The secretary has already visited soldiers across the U.S., as well as in South Korea, Afghanistan and Europe. Their concerns are likely the quality of food and their pay, he said.
Esper said he met with "six or seven" active-duty transgender soldiers in his first 30 days as secretary and found their perspectives "helpful" as he thinks through the issue.
Next Wednesday, the Pentagon must submit to Trump an implementation plan to address military service by transgender individuals in accordance with an August White House memo. That memo directed the Pentagon to ban transgender individuals from openly serving in or joining the military, but it's unclear what the defense department will recommend to the White House next week.

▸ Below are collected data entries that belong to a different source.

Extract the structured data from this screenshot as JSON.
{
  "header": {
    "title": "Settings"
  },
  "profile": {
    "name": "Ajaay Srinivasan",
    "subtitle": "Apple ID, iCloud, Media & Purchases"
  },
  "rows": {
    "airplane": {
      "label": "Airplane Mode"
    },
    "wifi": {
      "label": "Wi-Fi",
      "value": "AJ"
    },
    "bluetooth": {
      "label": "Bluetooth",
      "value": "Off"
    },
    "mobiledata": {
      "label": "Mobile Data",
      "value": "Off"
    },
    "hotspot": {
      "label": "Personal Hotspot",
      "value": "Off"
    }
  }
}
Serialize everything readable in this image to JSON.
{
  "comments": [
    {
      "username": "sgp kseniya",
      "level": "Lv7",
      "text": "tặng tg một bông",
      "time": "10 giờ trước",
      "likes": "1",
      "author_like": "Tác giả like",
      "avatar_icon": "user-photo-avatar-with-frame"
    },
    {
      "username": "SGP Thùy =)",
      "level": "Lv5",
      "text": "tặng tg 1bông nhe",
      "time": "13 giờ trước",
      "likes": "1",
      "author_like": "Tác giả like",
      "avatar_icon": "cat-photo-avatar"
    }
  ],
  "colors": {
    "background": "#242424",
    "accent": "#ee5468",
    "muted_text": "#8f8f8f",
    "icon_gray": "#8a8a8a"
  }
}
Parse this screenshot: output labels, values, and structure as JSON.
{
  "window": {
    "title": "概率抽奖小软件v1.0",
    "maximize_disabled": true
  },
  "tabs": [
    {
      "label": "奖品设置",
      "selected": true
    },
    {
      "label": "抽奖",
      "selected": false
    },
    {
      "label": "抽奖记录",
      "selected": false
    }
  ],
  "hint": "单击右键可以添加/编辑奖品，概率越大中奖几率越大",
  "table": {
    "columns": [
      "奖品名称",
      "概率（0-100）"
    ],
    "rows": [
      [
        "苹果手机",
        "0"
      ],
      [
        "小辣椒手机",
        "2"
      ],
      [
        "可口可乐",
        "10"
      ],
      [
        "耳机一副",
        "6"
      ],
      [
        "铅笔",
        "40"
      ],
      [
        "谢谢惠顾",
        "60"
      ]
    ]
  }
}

The new policy is supposed to go into effect on March 23, but there have already been multiple court challenges to the ban.
Esper said he has spoken with mixed-gender infantry and cavalry units whose soldiers emphasized that the issue boiled down to everyone meeting the same standard.
"Everybody wants to be treated with a clear set of standards," Esper said, adding, "At the end of the day, the Army is a standards-based organization."
Beginning on Jan. 1, the Pentagon began allowing transgender individuals to join the military in compliance with a federal court ruling. Entry requirements are based on guidelines issued by former Defense Secretary Ash Carter in 2016 when he lifted the ban on transgender service members. Those guidelines include certifications from a medical provider about an applicant's health.
Last year, defense officials estimated there were about 200 transgender individuals in the military who had self-reported to their services a desire for some form of medical treatment related to their gender identity.
However, the actual number of transgender service members is still unknown, primarily because military personnel records do not currently track transgender individuals.